S-Palmitoylation is the covalent attachment of fatty acids, such as palmitic acid, to cysteine residues of membrane proteins.[1] The precise function of palmitoylation depends on the particular protein being considered. Palmitoylation enhances the hydrophobicity of proteins and contributes to their membrane association. Palmitoylation also appears to play a significant role in subcellular trafficking of proteins between membrane compartments, as well as in modulating protein-protein interactions.[2] In contrast to prenylation and myristoylation, palmitoylation is reversible (because the bond between palmitic acid and protein is an ester bond). The reverse reaction is catalysed by palmitoyl protein thioesterases. Because S-palmitoylation is a dynamic, post-translational process, it is believed to be employed by the cell to alter the subcellular localization, protein-protein interactions, or binding capacities of a protein.
An example of a protein that undergoes palmitoylation is hemagglutinin, a membrane glycoprotein used by influenza to attach to host cell receptors.[3] The palmitoylation cycles of a wide array of enzymes have been characterized in the past few years, including H-Ras, Gsα, the β2-adrenergic receptor, and endothelial nitric oxide synthase (eNOS).

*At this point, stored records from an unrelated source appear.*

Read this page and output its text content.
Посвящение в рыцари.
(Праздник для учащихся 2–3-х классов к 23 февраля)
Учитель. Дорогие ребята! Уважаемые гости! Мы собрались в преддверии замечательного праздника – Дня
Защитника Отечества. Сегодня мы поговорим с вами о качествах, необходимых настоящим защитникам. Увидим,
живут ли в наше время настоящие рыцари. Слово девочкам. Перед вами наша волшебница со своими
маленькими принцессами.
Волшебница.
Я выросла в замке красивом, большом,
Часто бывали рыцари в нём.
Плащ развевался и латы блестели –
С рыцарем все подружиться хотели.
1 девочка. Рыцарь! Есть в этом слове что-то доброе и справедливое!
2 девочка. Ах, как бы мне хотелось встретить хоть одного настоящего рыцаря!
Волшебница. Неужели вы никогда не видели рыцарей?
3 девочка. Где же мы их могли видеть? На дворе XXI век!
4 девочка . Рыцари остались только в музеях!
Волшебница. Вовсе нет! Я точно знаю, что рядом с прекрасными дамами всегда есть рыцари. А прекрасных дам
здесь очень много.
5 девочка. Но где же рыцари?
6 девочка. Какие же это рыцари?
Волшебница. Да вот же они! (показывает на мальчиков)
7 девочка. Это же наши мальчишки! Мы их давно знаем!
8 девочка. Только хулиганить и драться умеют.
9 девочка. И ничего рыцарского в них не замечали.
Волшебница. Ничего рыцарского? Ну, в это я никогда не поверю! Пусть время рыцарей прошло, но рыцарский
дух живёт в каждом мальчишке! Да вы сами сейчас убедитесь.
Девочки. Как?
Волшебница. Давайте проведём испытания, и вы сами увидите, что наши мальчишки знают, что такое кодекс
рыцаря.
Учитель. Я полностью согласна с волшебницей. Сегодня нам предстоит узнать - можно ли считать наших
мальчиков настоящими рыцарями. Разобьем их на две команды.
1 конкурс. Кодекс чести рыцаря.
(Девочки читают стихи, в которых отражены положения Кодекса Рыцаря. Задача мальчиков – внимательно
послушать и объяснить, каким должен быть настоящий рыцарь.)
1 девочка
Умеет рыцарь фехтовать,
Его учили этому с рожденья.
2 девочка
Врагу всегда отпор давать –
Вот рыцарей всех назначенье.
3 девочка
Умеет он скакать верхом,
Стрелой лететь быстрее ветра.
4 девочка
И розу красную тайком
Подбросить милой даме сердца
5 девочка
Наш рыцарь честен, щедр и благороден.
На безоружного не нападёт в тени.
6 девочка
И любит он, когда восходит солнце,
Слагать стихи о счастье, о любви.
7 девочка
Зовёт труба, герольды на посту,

Scientists have appreciated the significance of attaching long hydrophobic chains to specific proteins in cell signaling pathways. A good example of its significance is in the clustering of proteins in the synapse. A major mediator of protein clustering in the synapse is the postsynaptic density (95kD) protein PSD-95. When this protein is palmitoylated it is restricted to the membrane. This restriction to the membrane allows it to bind to and cluster ion channels in the postsynaptic membrane. Also, in the presynaptic neuron, palmitoylation of SNAP-25 allows the SNARE complex to dissociate during vesicle fusion. This provides a role for palmitoylation in regulating neurotransmitter release.[4]